The food industry has been asked to cut overall calorie content for most food categories by a fifth, by bringing down the size of foods sold, or their formulation, to remove fat and sugar.
And they have been told that the maximum calorie content of specific products “should not exceed the 75th percentile of the current range of products on the market”.
As a result, a portion of chips should be capped at 270 calories, with a ready meal limited to 570 calories, crisps down to 205 calories, and a sandwich containing a maximum of 580 calories.
Officials said the targets – part of the Government’s obesity strategy – have a “renewed urgency” given the links between excess weight and severity of Covid.

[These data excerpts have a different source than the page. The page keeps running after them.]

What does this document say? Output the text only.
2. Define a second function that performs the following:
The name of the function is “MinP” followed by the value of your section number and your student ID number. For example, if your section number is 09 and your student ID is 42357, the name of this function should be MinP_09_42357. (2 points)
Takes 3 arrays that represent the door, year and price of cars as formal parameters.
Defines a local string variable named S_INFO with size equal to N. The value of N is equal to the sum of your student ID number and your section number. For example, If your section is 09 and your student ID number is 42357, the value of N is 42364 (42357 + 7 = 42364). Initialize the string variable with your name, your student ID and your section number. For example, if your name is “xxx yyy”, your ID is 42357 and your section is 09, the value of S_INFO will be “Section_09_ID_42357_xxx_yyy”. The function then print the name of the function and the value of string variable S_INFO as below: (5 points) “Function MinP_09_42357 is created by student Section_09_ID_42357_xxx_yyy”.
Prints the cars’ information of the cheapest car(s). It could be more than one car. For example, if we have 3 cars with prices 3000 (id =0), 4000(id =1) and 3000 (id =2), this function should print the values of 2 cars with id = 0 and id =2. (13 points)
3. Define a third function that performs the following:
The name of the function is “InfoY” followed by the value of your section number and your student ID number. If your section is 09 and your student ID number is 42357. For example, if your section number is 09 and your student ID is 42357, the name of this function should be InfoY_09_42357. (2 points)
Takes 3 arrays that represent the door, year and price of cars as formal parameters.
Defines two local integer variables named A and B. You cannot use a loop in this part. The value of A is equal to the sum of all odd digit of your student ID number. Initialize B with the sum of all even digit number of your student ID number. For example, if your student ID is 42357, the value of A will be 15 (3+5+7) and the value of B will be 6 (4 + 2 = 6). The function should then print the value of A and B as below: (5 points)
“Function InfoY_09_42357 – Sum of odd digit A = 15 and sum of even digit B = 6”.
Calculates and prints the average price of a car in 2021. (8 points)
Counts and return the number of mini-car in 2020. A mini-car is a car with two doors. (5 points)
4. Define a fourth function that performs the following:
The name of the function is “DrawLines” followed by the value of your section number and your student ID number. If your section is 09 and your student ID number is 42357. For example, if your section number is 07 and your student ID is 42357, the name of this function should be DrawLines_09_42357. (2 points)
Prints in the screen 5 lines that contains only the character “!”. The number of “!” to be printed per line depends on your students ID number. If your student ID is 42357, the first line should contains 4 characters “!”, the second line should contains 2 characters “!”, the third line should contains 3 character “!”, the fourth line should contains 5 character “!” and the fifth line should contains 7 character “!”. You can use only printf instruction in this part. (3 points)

Obesity can double the risk of dying from the virus.
Critics accused health chiefs of a “quixotic crusade to take the flavour out of food”.
But health campaigners said the voluntary measures did not go far enough.
Public Health Minister Jo Churchill said: “We can all do our bit to stay healthy, to help protect us from coronavirus and take pressure off the NHS.
“The food industry can play their part, by making it as easy as possible for everyone to eat more healthily. These guidelines will help them take positive action.”
The 59-page guidance sets out recommended limits for a host of foods sold in restaurants, supermarkets and takeaways
Pizzas should be no more than 1,230 calories, it says, regardless of whether they are bought.
Breaded and battered products such as scampi should be no more than 320 calories, it says.
And a “meal centre” – such as a beef casserole, which might be accompanied with side dishes – should be restricted to 410 calories it says.